At least for files, it's also common to just open your files with O_CLOEXEC these days, which (if you're consistent about doing it) protects you in case one of your app's libraries forks, and allows you to avoid dropping down to clone().
> So you could use this to implement fork without sharing signal handlers and files?
I think the terminology is a bit confusing here. You can share signal handlers and files, that is, changes in the child are reflected in the parent and vice versa, or you can inherit signal handlers and files: the child starts with a copy of the parent's signal handlers and file descriptor table. Inheritance is the default behavior from fork(). There is no option to reset signal handlers or start with a clean file descriptor table; you have to reset everything yourself.
Linux approach is very fast, and convenient for most cases. The only regret I have (had) is that working in that way, it brings some problems like different behavior on signal() versus most POSIX implementations (e.g. signal handlers on a thread not being the main one, etc.). Not really a problem, but a bit annoying when porting UNIX code to Linux.
The signal behaviour required for POSIX threads is available by specifying the CLONE_SIGHAND flag to clone(2). This is what the glibc pthreads implementation does.
Linux did once have a pthreads implementation that wasn't POSIX-conforming in these sorts of areas ("LinuxThreads"), but those days are long behind us. NPTL has been the standard for at least 10 years now.
In general yes, but the code in this case appears to be supplying its own version of exit, that just does a SYSCALL instruction.
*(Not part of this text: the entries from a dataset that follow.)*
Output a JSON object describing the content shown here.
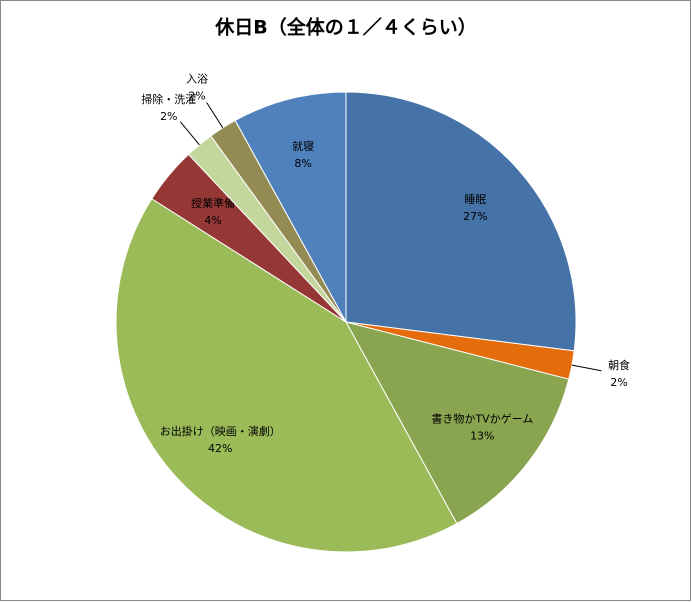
{
  "chart_data": {
    "type": "pie",
    "title": "休日B（全体の１／４くらい）",
    "categories": [
      "睡眠",
      "朝食",
      "書き物かTVかゲーム",
      "お出掛け（映画・演劇）",
      "授業準備",
      "掃除・洗濯",
      "入浴",
      "就寝"
    ],
    "values": [
      27,
      2,
      13,
      42,
      4,
      2,
      2,
      8
    ],
    "value_labels": [
      "27%",
      "2%",
      "13%",
      "42%",
      "4%",
      "2%",
      "2%",
      "8%"
    ],
    "colors": [
      "#4572a7",
      "#e46c0a",
      "#8aa54f",
      "#9bbb59",
      "#953735",
      "#c3d69b",
      "#948a54",
      "#4f81bd"
    ]
  }
}
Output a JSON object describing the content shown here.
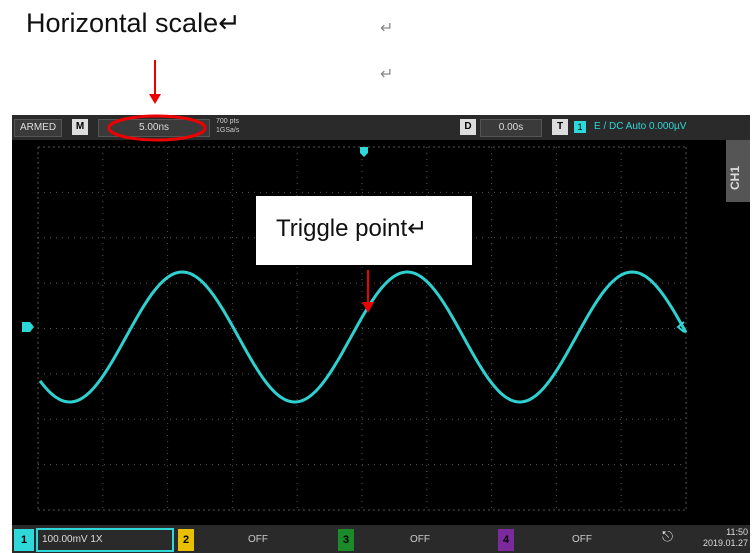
{
  "annotations": {
    "horizontal_scale": "Horizontal scale↵",
    "paragraph_marks": [
      "↵",
      "↵"
    ],
    "trigger_point": "Triggle point↵"
  },
  "top_bar": {
    "state": "ARMED",
    "mode": "M",
    "timebase": "5.00ns",
    "points": "700 pts",
    "sample_rate": "1GSa/s",
    "delay_label": "D",
    "delay": "0.00s",
    "trigger_label": "T",
    "trigger_channel": "1",
    "trigger_info": "E / DC Auto 0.000µV"
  },
  "side_tab": "CH1",
  "bottom_bar": {
    "channels": [
      {
        "number": "1",
        "setting": "100.00mV 1X"
      },
      {
        "number": "2",
        "setting": "OFF"
      },
      {
        "number": "3",
        "setting": "OFF"
      },
      {
        "number": "4",
        "setting": "OFF"
      }
    ],
    "time": "11:50",
    "date": "2019.01.27"
  }
}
The SYSCALL instruction doesn't need a stack.
Or you just don't have signal-handling functions. Signals only touch the stack if you handle them via functions. The default signal dispositions all either kill the process or do nothing, so they don't touch the stack.
Idea for improvement: Instead of directly jumping to the supplied function, jump to something that first calls the user-supplied function, and then munmaps stack and syscalls exit.